Der Imperator mit Gemahlin und Gefolge machen sich auf den Weg in das antike Theater unterhalb des Feldherrenhügels. Foto: Rolf Rombach

Teilnehmer aus zahlreichen Ländern wiederbeleben „Augusta Raurica“ für zwei Tage auf dem historischen Gelände in Augst.

Der imposante Einzug von Legionären und ihren Begleitungen aus zahlreichen europäischen Provinzen war am Wochenende nur einer von vielen Höhepunkten beim traditionellen Römerfest rund um das Theater von Augusta Raurica. Mehr als 800 Mitwirkende wiederbelebten die ehemalige römische Siedlung erneut. Seit 1997 findet die beliebte Veranstaltung jährlich statt. Zahlreiche Mitmachstationen und Ausstellungen auf den Feldern, die die rund 2000 Jahre alten Hinterlassenschaften verbinden, lockten erneut rund 20 000 Besucher.

 

„Ich habe mir ein paar Schuhe machen lassen“, erzählt eine Frau aus Rheinfelden. Gleich mehrere Schuhmacher – Sutor, wie der Lateiner den Näher nannte – bieten ihre Leistungen feil. Bei einem Schriftgelehrten erfährt man, dass die Römer vermutlich so aussprachen wie sie schrieben. Eine der wenigen Ausnahmen: Wie beim Schuhmacher wird unser U als V verwendet. „SVTOR“ ist daher bei den Römern zu lesen.

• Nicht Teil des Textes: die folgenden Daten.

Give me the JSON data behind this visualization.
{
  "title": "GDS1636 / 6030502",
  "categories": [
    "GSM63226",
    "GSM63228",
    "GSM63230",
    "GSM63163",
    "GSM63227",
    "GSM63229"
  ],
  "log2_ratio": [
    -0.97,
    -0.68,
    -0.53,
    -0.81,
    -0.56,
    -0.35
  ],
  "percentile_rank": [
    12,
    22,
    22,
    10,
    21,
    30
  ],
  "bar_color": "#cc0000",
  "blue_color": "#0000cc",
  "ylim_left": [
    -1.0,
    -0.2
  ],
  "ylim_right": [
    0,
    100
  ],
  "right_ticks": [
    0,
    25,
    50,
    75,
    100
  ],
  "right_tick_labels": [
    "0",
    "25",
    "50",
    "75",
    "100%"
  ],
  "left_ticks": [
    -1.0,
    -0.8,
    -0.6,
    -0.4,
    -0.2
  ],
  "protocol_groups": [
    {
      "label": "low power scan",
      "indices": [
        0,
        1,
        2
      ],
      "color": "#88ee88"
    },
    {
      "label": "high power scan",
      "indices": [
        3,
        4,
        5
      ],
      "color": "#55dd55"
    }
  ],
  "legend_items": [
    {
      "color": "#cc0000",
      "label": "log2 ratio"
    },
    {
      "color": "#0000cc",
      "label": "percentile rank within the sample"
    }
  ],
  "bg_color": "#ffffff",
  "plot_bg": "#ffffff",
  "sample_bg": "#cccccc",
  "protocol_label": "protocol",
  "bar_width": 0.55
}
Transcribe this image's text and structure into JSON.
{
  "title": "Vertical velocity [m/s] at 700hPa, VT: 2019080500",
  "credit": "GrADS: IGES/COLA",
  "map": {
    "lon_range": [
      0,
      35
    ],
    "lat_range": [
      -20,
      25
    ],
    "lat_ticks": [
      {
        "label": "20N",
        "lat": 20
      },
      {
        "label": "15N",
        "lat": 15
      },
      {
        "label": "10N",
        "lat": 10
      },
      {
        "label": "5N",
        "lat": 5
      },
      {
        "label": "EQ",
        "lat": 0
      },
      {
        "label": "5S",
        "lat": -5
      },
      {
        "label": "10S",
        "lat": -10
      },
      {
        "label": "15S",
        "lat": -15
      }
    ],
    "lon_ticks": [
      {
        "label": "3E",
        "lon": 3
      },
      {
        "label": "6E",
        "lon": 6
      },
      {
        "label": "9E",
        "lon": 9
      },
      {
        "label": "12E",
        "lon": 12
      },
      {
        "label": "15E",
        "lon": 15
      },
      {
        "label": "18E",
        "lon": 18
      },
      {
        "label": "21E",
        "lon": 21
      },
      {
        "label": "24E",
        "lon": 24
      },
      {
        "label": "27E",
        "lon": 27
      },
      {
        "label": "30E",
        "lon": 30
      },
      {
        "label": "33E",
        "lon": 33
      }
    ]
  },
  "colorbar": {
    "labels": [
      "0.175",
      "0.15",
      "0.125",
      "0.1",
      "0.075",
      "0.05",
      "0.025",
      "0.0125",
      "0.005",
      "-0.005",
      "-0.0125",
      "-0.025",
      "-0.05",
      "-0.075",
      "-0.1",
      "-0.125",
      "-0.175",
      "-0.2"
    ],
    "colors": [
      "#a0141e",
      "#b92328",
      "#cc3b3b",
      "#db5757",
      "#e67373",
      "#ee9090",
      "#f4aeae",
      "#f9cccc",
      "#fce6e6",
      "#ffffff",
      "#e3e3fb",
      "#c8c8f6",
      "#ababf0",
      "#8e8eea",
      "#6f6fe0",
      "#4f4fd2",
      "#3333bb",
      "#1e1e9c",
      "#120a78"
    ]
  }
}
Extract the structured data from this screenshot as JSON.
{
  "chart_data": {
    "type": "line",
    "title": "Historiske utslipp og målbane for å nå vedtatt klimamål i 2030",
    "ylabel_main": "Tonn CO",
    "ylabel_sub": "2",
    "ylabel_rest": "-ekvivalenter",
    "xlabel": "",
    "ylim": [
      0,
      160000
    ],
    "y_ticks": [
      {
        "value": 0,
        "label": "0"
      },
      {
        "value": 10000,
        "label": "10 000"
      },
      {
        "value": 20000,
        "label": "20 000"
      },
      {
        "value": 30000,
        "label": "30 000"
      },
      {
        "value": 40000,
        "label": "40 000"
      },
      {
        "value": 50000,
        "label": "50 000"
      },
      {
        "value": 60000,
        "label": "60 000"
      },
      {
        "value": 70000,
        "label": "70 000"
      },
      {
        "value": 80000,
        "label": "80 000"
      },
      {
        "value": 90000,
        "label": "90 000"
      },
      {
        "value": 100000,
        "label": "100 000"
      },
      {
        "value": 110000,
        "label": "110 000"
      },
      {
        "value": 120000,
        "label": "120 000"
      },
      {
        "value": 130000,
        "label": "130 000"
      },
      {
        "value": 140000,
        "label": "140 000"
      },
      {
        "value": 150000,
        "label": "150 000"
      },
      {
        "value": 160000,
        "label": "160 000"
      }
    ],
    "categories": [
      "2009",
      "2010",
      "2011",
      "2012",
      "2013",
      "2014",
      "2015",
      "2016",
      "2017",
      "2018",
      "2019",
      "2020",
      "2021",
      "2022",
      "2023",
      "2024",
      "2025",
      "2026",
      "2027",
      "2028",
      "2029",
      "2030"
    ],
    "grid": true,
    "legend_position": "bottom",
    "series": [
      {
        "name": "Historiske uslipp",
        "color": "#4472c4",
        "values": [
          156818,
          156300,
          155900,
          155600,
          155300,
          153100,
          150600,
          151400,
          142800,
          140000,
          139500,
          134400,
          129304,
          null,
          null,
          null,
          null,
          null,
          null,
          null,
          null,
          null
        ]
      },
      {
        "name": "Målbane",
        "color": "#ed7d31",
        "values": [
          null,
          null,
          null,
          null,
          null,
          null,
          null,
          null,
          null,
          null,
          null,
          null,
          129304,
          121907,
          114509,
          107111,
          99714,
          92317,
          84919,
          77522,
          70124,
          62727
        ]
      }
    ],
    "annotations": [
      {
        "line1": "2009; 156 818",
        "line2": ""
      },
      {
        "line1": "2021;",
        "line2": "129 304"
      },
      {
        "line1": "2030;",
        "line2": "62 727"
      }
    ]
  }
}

Legionärsschule für Kinder

Damit es ausreichend Nachwuchs gibt, ist dem Feldlager eine Legionärsschule für Kinder angeschlossen. Hier gibt es spielerische Marschübungen mit Schwert und Schild sowie der zugehörigen Schutzausrüstung. Wer lieber ein Wagenrennen bestreiten möchte, muss einen Erwachsenen das zweirädrige Gefährt über die ovale Kreisbahn ziehen lassen. Gemütlicher ist es da beim Brotbacken, auch wenn zunächst das Mehl mit dem Mühlstein aus Getreide hergestellt werden muss. Historische wie moderne Backwaren und weitere Leckereien laden zum Verweilen auf dem Römerfest ein. Alleine das „Forum“ zwischen den Überresten des Forumstempels und der Basilica entführt mit rund 40 Ständen in die Vergangenheit. Auf der anderen Seite stellen Handwerker ihre Profession vor. Beeindruckend dabei der aus Lehm geformte Ofen des Glasbläsers.

Brot und Spiele

Während dieses jahrmarktähnlichen Treibens ist zur Mitte des Nachmittags im Theater ordentlich was los. Zu „Brot und Spiele“ (Panem et circenses) zieht der Kaiser mit seiner Gemahlin sowie Soldaten vom gegenüberliegenden Feldherrenhügel in die Arena ein. 121 oder 122 nach Christus soll Kaiser Hadrian selbst die römische Großstadt Augusta Raurica besucht haben, deren Hinterlassenschaften bis heute immer wieder neue Erkenntnisse über die damalige Zeit freigeben. Nach kurzem Test, ob das Publikum Klatschen und Jubeln kann, ziehen weitere „Römer“ ein. Sie werden vorgestellt als Kohorten verschiedener Legionen, unter anderem aus Deutschland, Tschechien und den Niederlanden. Mit ihnen kommen Pantomimen, Tänzerinnen und (Ehe)Frauen, die ebenfalls im Lager der Legionäre wohnen. Doch statt des aus Asterix bekannten „Ave“-Rufes grüßen sie den obersten Feldherrn mit mehrfachem „Imperator“-Schrei, ehe die Gladiatoren und Tänzerinnen sich ins Zeug legen und dem Befehlshaber sowie den neuzeitlichen Gästen ihr Können präsentieren. Gelegentliche kurze Regenschauer werden ignoriert. Denn Brot und Spiele gibt es nur ein (oder zwei) Mal im Jahr.